Summer 2020 Courses To Be Determined

Summer 2019 Courses


Quantitative and Qualitative Models of Migration

Instructors: Daniela Medina, Sociology Instructor, Westchester Community College, SUNY and Benjamin Morin, Assistant Professor of Mathematics, Vassar College

Course Description: This multidisciplinary course proposes to look at the rising phenomenon of multi-directional migration due to globalization and how it has reconfigured cultural identities from sociological and mathematical standpoints. Students in this class will examine the experiences of migrants from a sociological perspective considering citizenship, belonging, and the nation-state; and look critically at recent models of transnationalism and diaspora. Students will also study mathematical models of migration to compare the outcomes of different groups of migrants stratified by identifiers such as country of origin, age, sex, and gender. Additionally, students will explore how to interpret statistical data as descriptive models of phenomena. The sociological readings for the class will be complemented by reports with internationally collected data that quantify the new global migration patterns. The class will culminate in collaborative final projects on the cultural shifts within self-selected populations from sociological theoretical and computational perspectives.  

* We assume only a familiarity with algebra and will review/introduce concepts as needed. 


Gender Outlaws and Outlaw Genres


Instructors: Matthew Schultz, Director of the Writing Center, Vassar College and Red Washburn, Associate Professor of English, Kingsborough Community College, CUNY

Course Description: This is a course about movement in, between, and beyond identities, spaces, and ideas. The concept of freedom and attendant acts of rebellion will direct our exploration of the borderlands that divide hegemonic expectation and subaltern transgression. We will pay particular attention to what Kate Bornstein has termed “Gender Outlaws”––those identities and bodies that challenge gender binaries and social borders and transcend normative ways of being, as well as what Caren Kaplan has termed “Outlaw Genres”––those texts that transcend culturally acceptable scripts as a means of more accurately expressing and representing the self across genre, medium, and discipline. We will explore the intersecting identities of gender, race, class, ethnicity, nationality, ability, religion, and age in relation to politics of place and space.
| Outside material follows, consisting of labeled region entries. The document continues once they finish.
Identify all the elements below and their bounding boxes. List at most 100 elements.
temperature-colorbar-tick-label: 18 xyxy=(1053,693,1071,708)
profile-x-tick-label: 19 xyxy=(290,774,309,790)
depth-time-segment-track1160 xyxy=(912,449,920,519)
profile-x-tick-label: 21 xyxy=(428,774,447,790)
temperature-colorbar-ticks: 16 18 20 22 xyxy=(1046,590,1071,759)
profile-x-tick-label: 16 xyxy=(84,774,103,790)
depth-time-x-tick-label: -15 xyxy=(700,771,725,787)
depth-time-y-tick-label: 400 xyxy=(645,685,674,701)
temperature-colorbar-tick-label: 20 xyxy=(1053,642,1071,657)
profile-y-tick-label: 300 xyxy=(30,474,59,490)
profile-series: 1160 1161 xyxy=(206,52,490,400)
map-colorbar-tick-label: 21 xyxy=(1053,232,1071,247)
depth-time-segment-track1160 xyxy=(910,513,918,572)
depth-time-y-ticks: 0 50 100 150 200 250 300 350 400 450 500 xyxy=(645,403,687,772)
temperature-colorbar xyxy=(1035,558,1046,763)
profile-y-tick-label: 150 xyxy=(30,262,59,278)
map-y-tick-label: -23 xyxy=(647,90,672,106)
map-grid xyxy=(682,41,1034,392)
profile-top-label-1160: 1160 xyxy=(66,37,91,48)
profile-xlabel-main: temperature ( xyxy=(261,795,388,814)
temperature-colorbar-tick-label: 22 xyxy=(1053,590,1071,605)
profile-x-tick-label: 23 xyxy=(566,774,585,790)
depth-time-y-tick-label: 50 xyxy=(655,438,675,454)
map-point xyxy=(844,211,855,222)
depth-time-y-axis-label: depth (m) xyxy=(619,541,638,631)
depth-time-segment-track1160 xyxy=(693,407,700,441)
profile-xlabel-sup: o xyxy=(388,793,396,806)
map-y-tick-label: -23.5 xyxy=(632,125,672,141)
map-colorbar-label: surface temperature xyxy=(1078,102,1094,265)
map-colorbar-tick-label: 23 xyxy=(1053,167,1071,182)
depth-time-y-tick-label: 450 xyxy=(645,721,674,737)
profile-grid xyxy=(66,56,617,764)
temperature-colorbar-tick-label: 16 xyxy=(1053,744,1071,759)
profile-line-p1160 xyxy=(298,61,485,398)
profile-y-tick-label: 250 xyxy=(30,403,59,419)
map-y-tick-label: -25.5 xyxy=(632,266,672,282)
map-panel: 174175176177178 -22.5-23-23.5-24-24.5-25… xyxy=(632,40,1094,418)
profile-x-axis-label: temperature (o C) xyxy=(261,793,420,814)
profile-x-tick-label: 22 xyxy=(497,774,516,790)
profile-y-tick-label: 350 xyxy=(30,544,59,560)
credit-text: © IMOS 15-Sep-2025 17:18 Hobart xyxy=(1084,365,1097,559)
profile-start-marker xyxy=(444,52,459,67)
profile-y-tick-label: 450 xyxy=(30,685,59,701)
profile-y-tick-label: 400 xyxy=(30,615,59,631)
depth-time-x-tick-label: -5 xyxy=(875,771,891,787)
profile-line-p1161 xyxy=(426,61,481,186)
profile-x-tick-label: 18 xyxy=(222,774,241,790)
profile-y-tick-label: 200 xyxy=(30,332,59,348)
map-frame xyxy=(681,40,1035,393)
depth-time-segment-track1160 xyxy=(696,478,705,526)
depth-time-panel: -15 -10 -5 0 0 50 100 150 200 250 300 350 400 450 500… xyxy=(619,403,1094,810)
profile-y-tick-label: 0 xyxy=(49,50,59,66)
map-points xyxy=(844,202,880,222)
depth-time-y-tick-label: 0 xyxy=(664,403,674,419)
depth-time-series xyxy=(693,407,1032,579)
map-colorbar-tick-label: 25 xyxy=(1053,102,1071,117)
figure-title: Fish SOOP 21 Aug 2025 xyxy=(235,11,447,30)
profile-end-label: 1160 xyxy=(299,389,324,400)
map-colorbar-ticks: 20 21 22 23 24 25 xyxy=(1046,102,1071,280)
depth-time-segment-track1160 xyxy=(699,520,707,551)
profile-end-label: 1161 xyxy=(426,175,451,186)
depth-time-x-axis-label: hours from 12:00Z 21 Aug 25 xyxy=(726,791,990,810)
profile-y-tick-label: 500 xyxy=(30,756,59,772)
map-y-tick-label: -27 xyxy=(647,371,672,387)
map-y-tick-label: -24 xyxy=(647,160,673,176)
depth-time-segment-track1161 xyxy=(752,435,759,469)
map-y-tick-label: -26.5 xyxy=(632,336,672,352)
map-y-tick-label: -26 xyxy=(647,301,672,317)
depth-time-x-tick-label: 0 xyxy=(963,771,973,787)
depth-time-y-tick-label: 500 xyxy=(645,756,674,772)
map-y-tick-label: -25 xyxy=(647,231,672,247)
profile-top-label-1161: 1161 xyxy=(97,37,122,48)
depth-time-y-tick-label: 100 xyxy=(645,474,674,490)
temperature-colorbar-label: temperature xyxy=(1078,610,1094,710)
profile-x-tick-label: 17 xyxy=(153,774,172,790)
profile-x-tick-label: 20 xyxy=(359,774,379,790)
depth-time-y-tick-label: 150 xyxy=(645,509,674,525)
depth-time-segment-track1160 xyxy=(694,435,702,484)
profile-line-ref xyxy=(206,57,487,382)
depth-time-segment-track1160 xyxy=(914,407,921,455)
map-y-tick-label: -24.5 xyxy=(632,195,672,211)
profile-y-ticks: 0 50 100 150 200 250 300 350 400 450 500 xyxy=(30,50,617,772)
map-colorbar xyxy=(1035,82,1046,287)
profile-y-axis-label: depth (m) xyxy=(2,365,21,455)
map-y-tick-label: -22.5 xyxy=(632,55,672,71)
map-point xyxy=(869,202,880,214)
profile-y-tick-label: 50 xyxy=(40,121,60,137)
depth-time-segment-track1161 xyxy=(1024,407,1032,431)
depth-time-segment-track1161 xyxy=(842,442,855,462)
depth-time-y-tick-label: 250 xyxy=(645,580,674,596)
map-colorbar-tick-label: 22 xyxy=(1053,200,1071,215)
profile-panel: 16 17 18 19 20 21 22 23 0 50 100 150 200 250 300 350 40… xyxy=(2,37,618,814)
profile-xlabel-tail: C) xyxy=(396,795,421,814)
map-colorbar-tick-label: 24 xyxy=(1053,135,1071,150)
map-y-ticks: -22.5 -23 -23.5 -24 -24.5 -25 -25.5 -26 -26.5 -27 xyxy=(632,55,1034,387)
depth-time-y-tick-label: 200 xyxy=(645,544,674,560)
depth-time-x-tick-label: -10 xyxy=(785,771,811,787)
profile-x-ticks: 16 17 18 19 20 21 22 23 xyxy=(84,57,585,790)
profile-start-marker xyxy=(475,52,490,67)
Of our primary texts we will ask, “How are personal, social, political, and cultural norms established?”; “How are disciplines and transdisciplines created and reproduced?”; “What is a rebel and how does one rebel?”; “What effect does form have on an argument?” For your class projects, you will design a theoretical paper of your views on one of the class concepts, such as what it means to be free, an outsider, a rebel, or an outlaw, and you also will design a multimodal memoir that illustrates a particular place, moment, or issue that has shaped you as an individual.